Embracing the aesthetic approach, I recently transformed a dull, unimaginative, and wholly behaviorist approach to math instruction, i.e., a predictable sequence of direct instruction, teacher modeling, guided practice, independent work, and exit ticket submission. Instead of abandoning the behaviorist model altogether, for it is an essential instructional framework, I infused it with opportunities to engage with the content through different senses to add depth and dimensionality to what had hitherto been an abstract concept divorced from their lives, and the breakthroughs in conceptual understanding were almost instantaneous. Specifically, we’re learning about fractions, and one of my students who’s yet to solidify their number sense enough to abstractly reason about quantities struggles without substantial support, and used, brightly colored, plastic manipulatives weren’t getting us anywhere either.
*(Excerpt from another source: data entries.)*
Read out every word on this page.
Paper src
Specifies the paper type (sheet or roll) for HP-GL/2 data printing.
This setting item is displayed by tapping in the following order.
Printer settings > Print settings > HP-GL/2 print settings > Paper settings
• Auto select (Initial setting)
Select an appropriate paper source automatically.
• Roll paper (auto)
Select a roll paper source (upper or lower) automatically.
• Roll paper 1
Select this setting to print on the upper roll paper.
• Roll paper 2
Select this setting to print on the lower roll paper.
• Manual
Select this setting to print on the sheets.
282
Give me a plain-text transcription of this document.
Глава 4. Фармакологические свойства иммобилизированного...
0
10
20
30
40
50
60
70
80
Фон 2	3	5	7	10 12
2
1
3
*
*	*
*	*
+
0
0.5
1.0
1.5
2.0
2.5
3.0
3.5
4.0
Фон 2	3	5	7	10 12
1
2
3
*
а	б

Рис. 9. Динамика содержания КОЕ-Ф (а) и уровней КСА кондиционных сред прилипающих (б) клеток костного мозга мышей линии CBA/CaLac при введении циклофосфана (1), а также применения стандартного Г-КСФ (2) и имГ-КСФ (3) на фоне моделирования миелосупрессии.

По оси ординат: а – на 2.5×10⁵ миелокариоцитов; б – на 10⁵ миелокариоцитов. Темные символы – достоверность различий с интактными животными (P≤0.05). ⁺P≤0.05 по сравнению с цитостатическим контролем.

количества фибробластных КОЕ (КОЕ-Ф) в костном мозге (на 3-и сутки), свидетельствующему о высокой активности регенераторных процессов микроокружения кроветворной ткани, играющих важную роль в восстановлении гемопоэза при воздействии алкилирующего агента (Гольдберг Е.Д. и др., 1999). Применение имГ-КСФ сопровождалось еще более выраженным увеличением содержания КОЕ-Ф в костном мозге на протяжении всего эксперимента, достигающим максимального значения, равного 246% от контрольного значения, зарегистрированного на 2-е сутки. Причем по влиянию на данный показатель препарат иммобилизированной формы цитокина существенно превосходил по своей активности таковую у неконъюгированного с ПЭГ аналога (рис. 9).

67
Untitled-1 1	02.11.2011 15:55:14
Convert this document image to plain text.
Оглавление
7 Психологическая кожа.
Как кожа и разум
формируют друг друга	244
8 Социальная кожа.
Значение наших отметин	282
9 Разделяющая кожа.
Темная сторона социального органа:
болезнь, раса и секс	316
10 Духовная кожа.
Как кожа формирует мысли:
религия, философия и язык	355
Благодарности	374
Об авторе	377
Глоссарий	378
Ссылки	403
Hitting a wall because I was racking my brain to think of a creative way to make the concrete more concrete, I remembered that this student had proudly presented their beautifully sculpted and colorfully glazed art project, and it occurred to me that this might be the medium to reach them. After procuring some clay from the art teacher, I approached simple fraction instruction the same way I had done with the plastic fraction sets, but with the clay, something stuck, and a connection was made that was previously absent. They plunged their fingers into the clay, manipulating, partitioning, composing, and decomposing fractions as intuitively and capably as the other students with their pencils and papers.
The aesthetic approach enables access to content that a traditional curriculum denies by presenting an artistic medium to enter the concept. However, the onus is on the teacher to devise creative pathways for divergent thinkers and feelers to access and engage with the content meaningfully, which is a challenging task. It would behoove all educators to infuse their lessons with opportunities for artistic expression because its languages are universal and transcendent and can transport students far beyond the sometimes-stifling walls of public school.